Tiempo después, a orillas del lago de Zúrich tendríamos nuestra revancha en la estilizada Opernhaus de la ciudad. Con un ambiente mucho más distendido y menos acartonado que el de sus vecinos austriacos, el público suizo pudo disfrutar de “Monteverdi” con Christian Spuck a la cabeza, una pieza mitad ópera mitad balé donde casi cuatro siglos después los compases del italiano Claudio Monteverdi vuelven a la vida para transmutarse al movimiento. El excelente trabajo de los bailares de la compañía Ballett Zürich y una escenografía intrigante con las sillas como elemento central de la narrativa fueron un agradable renacimiento de la esperanza en mi labor por conseguir apreciar esta bella disciplina.

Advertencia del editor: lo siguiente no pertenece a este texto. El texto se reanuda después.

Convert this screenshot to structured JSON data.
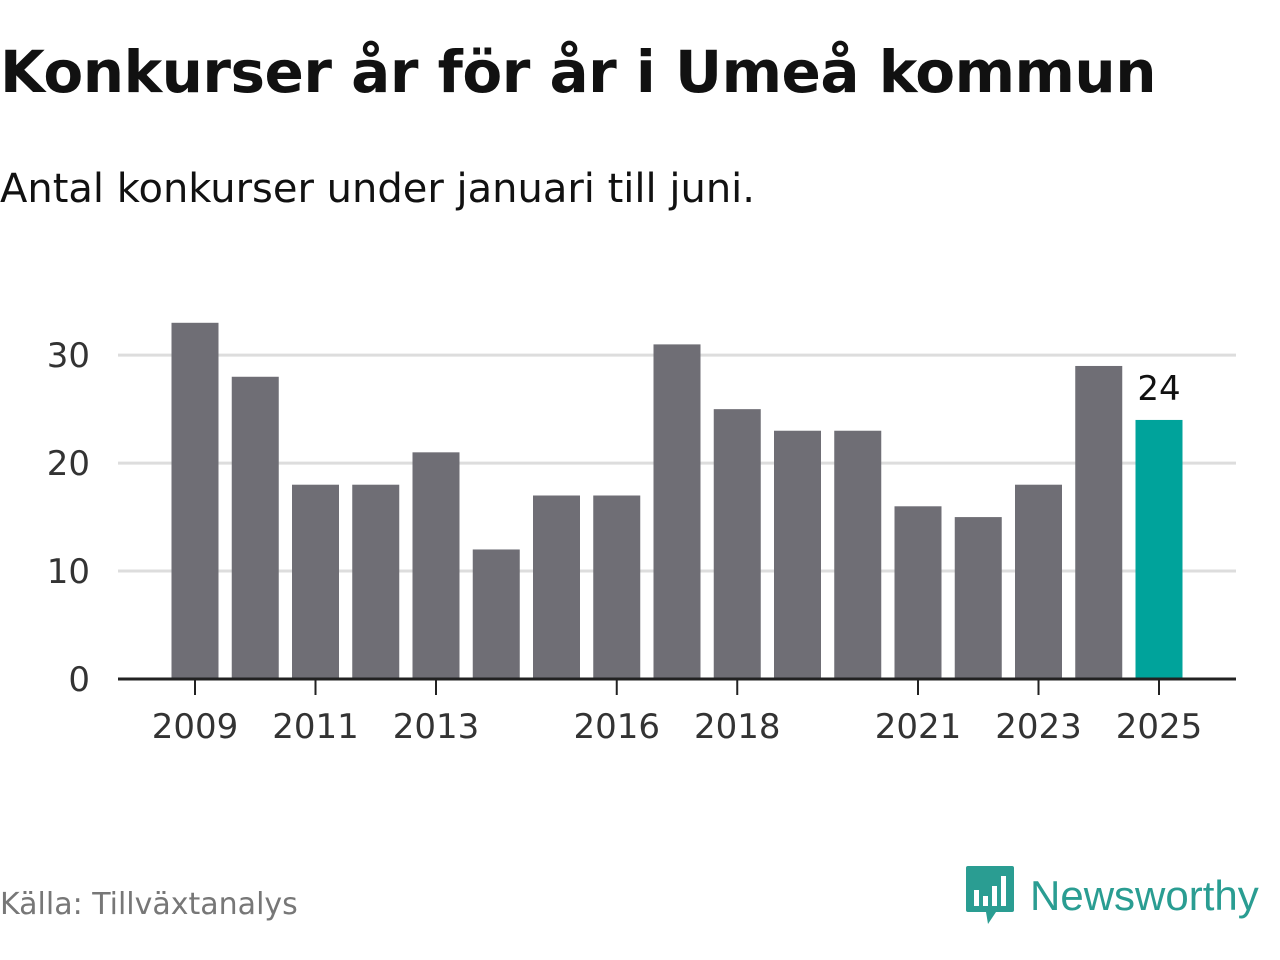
{
  "header": {
    "title": "Konkurser år för år i Umeå kommun",
    "subtitle": "Antal konkurser under januari till juni."
  },
  "footer": {
    "source": "Källa: Tillväxtanalys",
    "brand": "Newsworthy"
  },
  "colors": {
    "bar": "#6f6e75",
    "highlight": "#00a39b",
    "grid": "#dddddd",
    "axis": "#222222",
    "brand": "#2a9d92"
  },
  "chart_data": {
    "type": "bar",
    "categories": [
      "2009",
      "2010",
      "2011",
      "2012",
      "2013",
      "2014",
      "2015",
      "2016",
      "2017",
      "2018",
      "2019",
      "2020",
      "2021",
      "2022",
      "2023",
      "2024",
      "2025"
    ],
    "values": [
      33,
      28,
      18,
      18,
      21,
      12,
      17,
      17,
      31,
      25,
      23,
      23,
      16,
      15,
      18,
      29,
      24
    ],
    "x_tick_labels": [
      "2009",
      "2011",
      "2013",
      "2016",
      "2018",
      "2021",
      "2023",
      "2025"
    ],
    "y_ticks": [
      0,
      10,
      20,
      30
    ],
    "ylim": [
      0,
      34
    ],
    "highlight_category": "2025",
    "data_labels": [
      {
        "category": "2025",
        "text": "24"
      }
    ],
    "grid": true,
    "title": "Konkurser år för år i Umeå kommun",
    "subtitle": "Antal konkurser under januari till juni.",
    "xlabel": "",
    "ylabel": ""
  }
}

El punto de equilibrio llegó la semana pasada durante el Summer HD Festival de Nueva York. Un regalo de la Metropolitan Opera a la ciudad en el que durante algo más de una semana se proyectaron de forma gratuita famosas piezas operísticas en la comodidad del Lincoln Center. Nosotros acudimos a “Florencia en el Amazonas” de Daniel Catán, la primera ópera en español que se presenta en aquel templo de las artes desde hace casi un siglo. Con guiños intencionales a la obra de García Márquez y una escenografía que recuerda a los episodios más fluviales de “El Amor en los Tiempos del Cólera”, la magia del Amazonas más iridiscente se robó el espectáculo.
Lamentablemente, una lluvia torrencial, como la que cayó durante cuatro años, once meses y dos días en Macondo, canceló la función, pero emparado como estaba me convencí de haber atravesado el Rubicón y estar un paso más cerca de hacer las paces con el mundo de la ópera.